O que é trabalho intermitente
Trabalho intermitente é uma forma de contratação temporária prevista na CLT. A lei sobre o trabalho intermitente está no Art. 443:
“Considera-se como intermitente o contrato de trabalho no qual a prestação de serviços, com subordinação, não é contínua, ocorrendo com alternância de períodos de prestação de serviços e de inatividade, determinados em horas, dias ou meses, independentemente do tipo de atividade do empregado e do empregador, exceto para os aeronautas, regidos por legislação própria.“
É uma relação trabalhista com subordinação, mas sem um fluxo contínuo de trabalho. O profissional é registrado e tem os direitos da CLT garantidos (exceto o seguro-desemprego), mas sem exclusividade e vínculo fixo como os contratos mais tradicionais.
Como funciona o trabalho intermitente
Uma das principais particularidades do trabalho intermitente é a flexibilidade. E isso vale tanto para os empregadores quanto para os profissionais. Para as empresas, o regime permite ajustar a força produtiva conforme a demanda. Estabelecimentos como restaurantes de cidades turísticas, por exemplo, tem maior movimento nas férias. Por meio de contratos intermitentes, é possível aumentar o quadro de funcionários para esses períodos de pico.
Já os trabalhadores intermitentes ficam livres para atuar em diversas empresas e avaliar as ofertas mais vantajosas. E isso sem abrir mão dos direitos trabalhistas previstos na CLT, diferente dos demais prestadores de serviço.
Contrato de trabalho intermitente

O Art. 452-A da CLT determina que o contrato de trabalho intermitente seja feito e assinado por escrito e que contenha:
– Pagamento: o documento tem que especificar o valor da hora de trabalho. Não pode ser inferior ao valor-hora do salário mínimo vigente. E tampouco do que é pago aos empregados que exercem a mesma função sem intermitência. Quando o contrato é concluído, o trabalhador recebe:
– remuneração
– férias proporcionais com acréscimo de um terço
– 13° salário proporcional
– repouso semanal remunerado
– adicionais legais
Com base nesses valores o empregador deve recolher contribuição previdenciária e o depósito do FGTS. E o empregado tem direito de receber os comprovantes desses recolhimentos e depósitos.
– Convocação: o empregador precisa convocar o empregado com pelo menos três dias de antecedência. E informar as condições, como a jornada. O empregado, por sua vez, tem um dia útil para responder.
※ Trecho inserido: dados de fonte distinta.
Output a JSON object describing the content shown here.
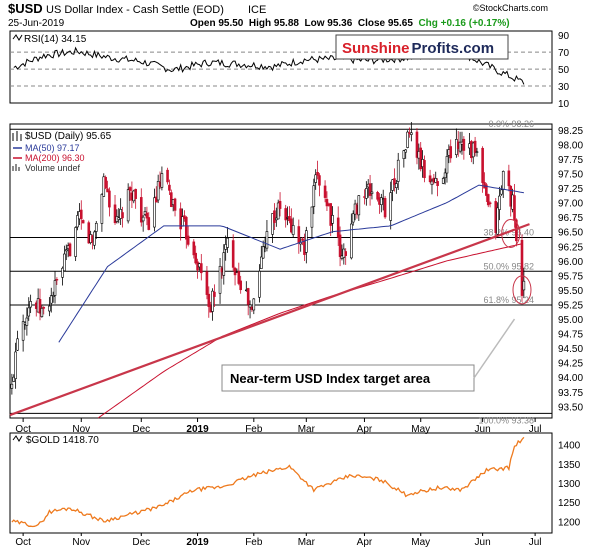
{
  "header": {
    "symbol": "$USD",
    "description": "US Dollar Index - Cash Settle (EOD)",
    "exchange": "ICE",
    "date": "25-Jun-2019",
    "ohlc": "Open 95.50  High 95.88  Low 95.36  Close 95.65  Chg +0.16 (+0.17%)",
    "ohlc_color": "#000000",
    "chg_color": "#1a9a1a",
    "watermark": "©StockCharts.com"
  },
  "logo": {
    "part1": "Sunshine",
    "part2": "Profits.com",
    "part1_color": "#d8202a",
    "part2_color": "#1e2a5a"
  },
  "annotation": {
    "text": "Near-term USD Index target area"
  },
  "colors": {
    "up": "#000000",
    "down": "#c8102e",
    "ma50": "#2a3a9a",
    "ma200": "#c8102e",
    "trendline": "#c8364a",
    "gold": "#ee7a1e",
    "rsi": "#000000"
  },
  "chart_data": [
    {
      "type": "line",
      "panel": "rsi",
      "legend": "RSI(14) 34.15",
      "y_ticks": [
        10,
        30,
        50,
        70,
        90
      ],
      "ylim": [
        10,
        95
      ],
      "reference_lines": [
        30,
        50,
        70
      ],
      "x_dates": [
        "2018-09-26",
        "2018-10-12",
        "2018-10-30",
        "2018-11-15",
        "2018-12-03",
        "2018-12-20",
        "2019-01-08",
        "2019-01-25",
        "2019-02-12",
        "2019-02-28",
        "2019-03-18",
        "2019-04-03",
        "2019-04-22",
        "2019-05-08",
        "2019-05-24",
        "2019-06-12",
        "2019-06-25"
      ],
      "values": [
        52,
        66,
        71,
        64,
        59,
        49,
        58,
        56,
        53,
        61,
        62,
        60,
        63,
        66,
        68,
        47,
        34
      ]
    },
    {
      "type": "candlestick",
      "panel": "usd",
      "legend": [
        "$USD (Daily) 95.65",
        "MA(50) 97.17",
        "MA(200) 96.30",
        "Volume undef"
      ],
      "ylim": [
        93.3,
        98.35
      ],
      "y_ticks": [
        93.5,
        93.75,
        94.0,
        94.25,
        94.5,
        94.75,
        95.0,
        95.25,
        95.5,
        95.75,
        96.0,
        96.25,
        96.5,
        96.75,
        97.0,
        97.25,
        97.5,
        97.75,
        98.0,
        98.25
      ],
      "x_ticks": [
        "Oct",
        "Nov",
        "Dec",
        "2019",
        "Feb",
        "Mar",
        "Apr",
        "May",
        "Jun",
        "Jul"
      ],
      "x_tick_dates": [
        "2018-10-01",
        "2018-11-01",
        "2018-12-03",
        "2019-01-02",
        "2019-02-01",
        "2019-03-01",
        "2019-04-01",
        "2019-05-01",
        "2019-06-03",
        "2019-07-01"
      ],
      "x_range": [
        "2018-09-24",
        "2019-07-10"
      ],
      "fib_levels": [
        {
          "label": "0.0% 98.26",
          "value": 98.26
        },
        {
          "label": "38.2% 96.40",
          "value": 96.4
        },
        {
          "label": "50.0% 95.82",
          "value": 95.82
        },
        {
          "label": "61.8% 95.24",
          "value": 95.24
        },
        {
          "label": "100.0% 93.38",
          "value": 93.38
        }
      ],
      "close_anchors": [
        [
          "2018-09-25",
          93.8
        ],
        [
          "2018-09-28",
          94.8
        ],
        [
          "2018-10-05",
          95.3
        ],
        [
          "2018-10-12",
          95.1
        ],
        [
          "2018-10-19",
          95.6
        ],
        [
          "2018-10-31",
          96.7
        ],
        [
          "2018-11-07",
          96.3
        ],
        [
          "2018-11-13",
          97.4
        ],
        [
          "2018-11-20",
          96.6
        ],
        [
          "2018-11-28",
          97.2
        ],
        [
          "2018-12-06",
          96.6
        ],
        [
          "2018-12-14",
          97.4
        ],
        [
          "2018-12-21",
          96.9
        ],
        [
          "2018-12-31",
          96.2
        ],
        [
          "2019-01-09",
          95.2
        ],
        [
          "2019-01-18",
          96.3
        ],
        [
          "2019-01-31",
          95.1
        ],
        [
          "2019-02-08",
          96.6
        ],
        [
          "2019-02-15",
          96.9
        ],
        [
          "2019-02-28",
          96.2
        ],
        [
          "2019-03-07",
          97.5
        ],
        [
          "2019-03-13",
          96.9
        ],
        [
          "2019-03-20",
          96.0
        ],
        [
          "2019-03-29",
          97.1
        ],
        [
          "2019-04-05",
          97.2
        ],
        [
          "2019-04-12",
          96.9
        ],
        [
          "2019-04-25",
          98.2
        ],
        [
          "2019-05-03",
          97.5
        ],
        [
          "2019-05-10",
          97.3
        ],
        [
          "2019-05-17",
          97.9
        ],
        [
          "2019-05-23",
          98.1
        ],
        [
          "2019-05-31",
          97.8
        ],
        [
          "2019-06-05",
          97.0
        ],
        [
          "2019-06-10",
          96.6
        ],
        [
          "2019-06-14",
          97.5
        ],
        [
          "2019-06-19",
          97.0
        ],
        [
          "2019-06-21",
          96.2
        ],
        [
          "2019-06-24",
          95.5
        ],
        [
          "2019-06-25",
          95.65
        ]
      ],
      "ma50_anchors": [
        [
          "2018-10-20",
          94.6
        ],
        [
          "2018-11-15",
          95.9
        ],
        [
          "2018-12-15",
          96.6
        ],
        [
          "2019-01-15",
          96.6
        ],
        [
          "2019-02-15",
          96.2
        ],
        [
          "2019-03-15",
          96.5
        ],
        [
          "2019-04-15",
          96.6
        ],
        [
          "2019-05-15",
          97.0
        ],
        [
          "2019-06-01",
          97.3
        ],
        [
          "2019-06-25",
          97.17
        ]
      ],
      "ma200_anchors": [
        [
          "2018-11-10",
          93.3
        ],
        [
          "2018-12-15",
          94.1
        ],
        [
          "2019-01-15",
          94.7
        ],
        [
          "2019-02-15",
          95.1
        ],
        [
          "2019-03-15",
          95.4
        ],
        [
          "2019-04-15",
          95.7
        ],
        [
          "2019-05-15",
          96.0
        ],
        [
          "2019-06-25",
          96.3
        ]
      ],
      "trendline": [
        [
          "2018-09-24",
          93.35
        ],
        [
          "2019-06-28",
          96.63
        ]
      ],
      "target_circles": [
        {
          "date": "2019-06-18",
          "value": 96.47
        },
        {
          "date": "2019-06-24",
          "value": 95.5
        }
      ],
      "annotation_arrow_target": {
        "date": "2019-06-20",
        "value": 95.0
      }
    },
    {
      "type": "line",
      "panel": "gold",
      "legend": "$GOLD 1418.70",
      "ylim": [
        1170,
        1430
      ],
      "y_ticks": [
        1200,
        1250,
        1300,
        1350,
        1400
      ],
      "x_ticks": [
        "Oct",
        "Nov",
        "Dec",
        "2019",
        "Feb",
        "Mar",
        "Apr",
        "May",
        "Jun",
        "Jul"
      ],
      "x_tick_dates": [
        "2018-10-01",
        "2018-11-01",
        "2018-12-03",
        "2019-01-02",
        "2019-02-01",
        "2019-03-01",
        "2019-04-01",
        "2019-05-01",
        "2019-06-03",
        "2019-07-01"
      ],
      "x_range": [
        "2018-09-24",
        "2019-07-10"
      ],
      "anchors": [
        [
          "2018-09-25",
          1200
        ],
        [
          "2018-10-09",
          1188
        ],
        [
          "2018-10-15",
          1225
        ],
        [
          "2018-10-26",
          1235
        ],
        [
          "2018-11-13",
          1201
        ],
        [
          "2018-11-30",
          1222
        ],
        [
          "2018-12-14",
          1240
        ],
        [
          "2018-12-31",
          1282
        ],
        [
          "2019-01-15",
          1290
        ],
        [
          "2019-02-01",
          1320
        ],
        [
          "2019-02-20",
          1343
        ],
        [
          "2019-03-05",
          1283
        ],
        [
          "2019-03-25",
          1320
        ],
        [
          "2019-04-10",
          1308
        ],
        [
          "2019-04-23",
          1270
        ],
        [
          "2019-05-10",
          1287
        ],
        [
          "2019-05-23",
          1283
        ],
        [
          "2019-06-05",
          1333
        ],
        [
          "2019-06-17",
          1340
        ],
        [
          "2019-06-20",
          1395
        ],
        [
          "2019-06-25",
          1418.7
        ]
      ]
    }
  ]
}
Se permanecer em silêncio, é de se presumir a recusa.
– Descumprimento: após o aceite das duas partes, se houver algum descumprimento, cabe multa. “A parte que descumprir, sem justo motivo, pagará à outra parte, no prazo de trinta dias, multa de 50% (cinquenta por cento) da remuneração que seria devida, permitida a compensação em igual prazo”, informa a lei.
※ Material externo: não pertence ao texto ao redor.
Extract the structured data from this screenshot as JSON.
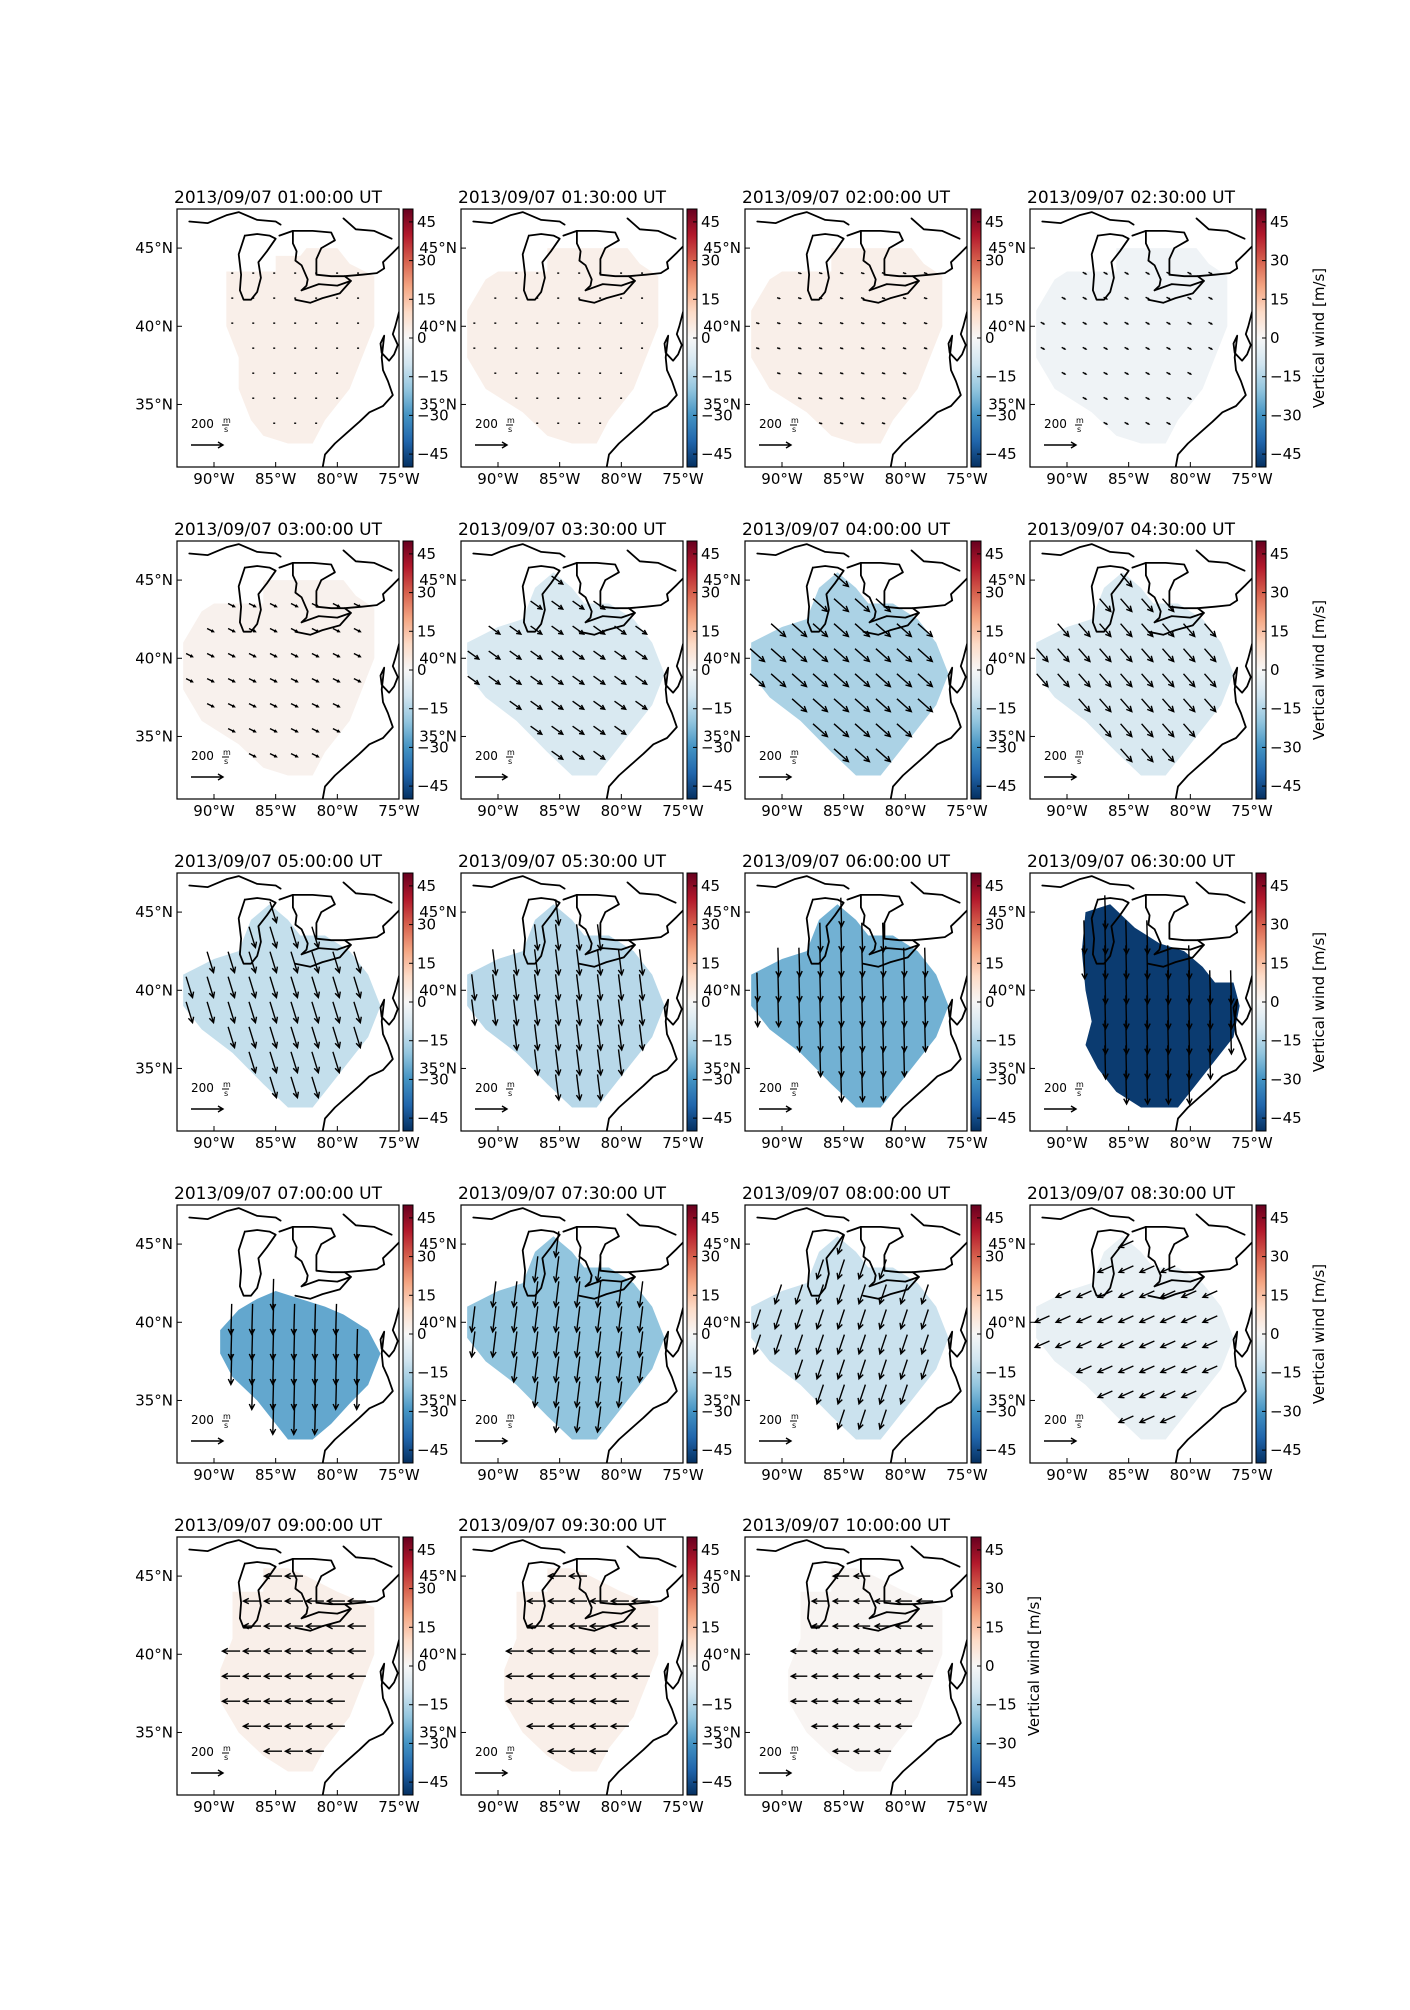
{
  "figure": {
    "colorbar_label": "Vertical wind [m/s]",
    "colorbar_ticks": [
      45,
      30,
      15,
      0,
      -15,
      -30,
      -45
    ],
    "colorbar_range": [
      -50,
      50
    ],
    "colormap": [
      "#053061",
      "#2166ac",
      "#4393c3",
      "#92c5de",
      "#d1e5f0",
      "#f7f7f7",
      "#fddbc7",
      "#f4a582",
      "#d6604d",
      "#b2182b",
      "#67001f"
    ],
    "lon_ticks": [
      "90°W",
      "85°W",
      "80°W",
      "75°W"
    ],
    "lat_ticks": [
      "45°N",
      "40°N",
      "35°N"
    ],
    "quiver_key_label": "200",
    "quiver_key_unit_num": "m",
    "quiver_key_unit_den": "s",
    "map_extent": {
      "lon": [
        -93,
        -75
      ],
      "lat": [
        31,
        47.5
      ]
    }
  },
  "chart_data": {
    "type": "heatmap",
    "description_of_values": "colored region fill = vertical wind (m/s); arrows = horizontal wind (m/s, u eastward, v northward)",
    "panels": [
      {
        "title": "2013/09/07 01:00:00 UT",
        "vertical_wind": 3,
        "region": "r1",
        "wind": {
          "u": 10,
          "v": -2
        }
      },
      {
        "title": "2013/09/07 01:30:00 UT",
        "vertical_wind": 3,
        "region": "r2",
        "wind": {
          "u": 10,
          "v": -2
        }
      },
      {
        "title": "2013/09/07 02:00:00 UT",
        "vertical_wind": 3,
        "region": "r2",
        "wind": {
          "u": 15,
          "v": -5
        }
      },
      {
        "title": "2013/09/07 02:30:00 UT",
        "vertical_wind": -2,
        "region": "r2",
        "wind": {
          "u": 20,
          "v": -10
        }
      },
      {
        "title": "2013/09/07 03:00:00 UT",
        "vertical_wind": 2,
        "region": "r2",
        "wind": {
          "u": 40,
          "v": -20
        }
      },
      {
        "title": "2013/09/07 03:30:00 UT",
        "vertical_wind": -8,
        "region": "r3",
        "wind": {
          "u": 70,
          "v": -50
        }
      },
      {
        "title": "2013/09/07 04:00:00 UT",
        "vertical_wind": -16,
        "region": "r3",
        "wind": {
          "u": 90,
          "v": -80
        }
      },
      {
        "title": "2013/09/07 04:30:00 UT",
        "vertical_wind": -8,
        "region": "r3",
        "wind": {
          "u": 70,
          "v": -80
        }
      },
      {
        "title": "2013/09/07 05:00:00 UT",
        "vertical_wind": -12,
        "region": "r3",
        "wind": {
          "u": 40,
          "v": -130
        }
      },
      {
        "title": "2013/09/07 05:30:00 UT",
        "vertical_wind": -14,
        "region": "r3",
        "wind": {
          "u": 20,
          "v": -160
        }
      },
      {
        "title": "2013/09/07 06:00:00 UT",
        "vertical_wind": -24,
        "region": "r3",
        "wind": {
          "u": 5,
          "v": -180
        }
      },
      {
        "title": "2013/09/07 06:30:00 UT",
        "vertical_wind": -48,
        "region": "r4",
        "wind": {
          "u": 5,
          "v": -210
        }
      },
      {
        "title": "2013/09/07 07:00:00 UT",
        "vertical_wind": -26,
        "region": "r5",
        "wind": {
          "u": -5,
          "v": -190
        }
      },
      {
        "title": "2013/09/07 07:30:00 UT",
        "vertical_wind": -20,
        "region": "r3",
        "wind": {
          "u": -20,
          "v": -160
        }
      },
      {
        "title": "2013/09/07 08:00:00 UT",
        "vertical_wind": -11,
        "region": "r3",
        "wind": {
          "u": -40,
          "v": -120
        }
      },
      {
        "title": "2013/09/07 08:30:00 UT",
        "vertical_wind": -4,
        "region": "r3",
        "wind": {
          "u": -90,
          "v": -40
        }
      },
      {
        "title": "2013/09/07 09:00:00 UT",
        "vertical_wind": 3,
        "region": "r6",
        "wind": {
          "u": -110,
          "v": 0
        }
      },
      {
        "title": "2013/09/07 09:30:00 UT",
        "vertical_wind": 3,
        "region": "r6",
        "wind": {
          "u": -110,
          "v": 0
        }
      },
      {
        "title": "2013/09/07 10:00:00 UT",
        "vertical_wind": 1,
        "region": "r6",
        "wind": {
          "u": -100,
          "v": 0
        }
      }
    ]
  }
}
– Inatividade: o contrato de trabalho intermitente já prevê períodos de inatividade. Eles não são considerados tempo à disposição do empregador. Assim, a própria lei admite que o profissional preste serviços a outros contratantes. O contrato intermitente, inclusive, não pode prever exclusividade.
– Descansos: o trabalho intermitente também prevê DSR e férias a cada 12 meses. Nesses períodos, o profissional não pode ser convocado para prestar serviços pelo mesmo empregador). Essas férias, porém, não vêm com o adicional de um terço porque esse valor já foi pago ao trabalhador após cada período de prestação de serviço.
– Recusa: o profissional pode negar ofertas sem descaracterizar o regime. Se ele decidir não trabalhar por algum período intermitente, isso não significa que o contrato está rompido.
– Rescisão: demissões por justa causa ou rescisão indireta também são cabíveis a esses profissionais. Se o empregador rescindir o contrato intermitente, deve pagar as verbas trabalhistas devidas.
Jornada de trabalho intermitente

Na convocação, o empregador deve informar qual será a jornada de trabalho intermitente da vez. Não há exigência mínima de horas de trabalho nessa modalidade. Mas os limites de jornada de 44 horas semanais e 220 horas mensais, previstos na Constituição, com os devidos intervalos devem ser respeitados.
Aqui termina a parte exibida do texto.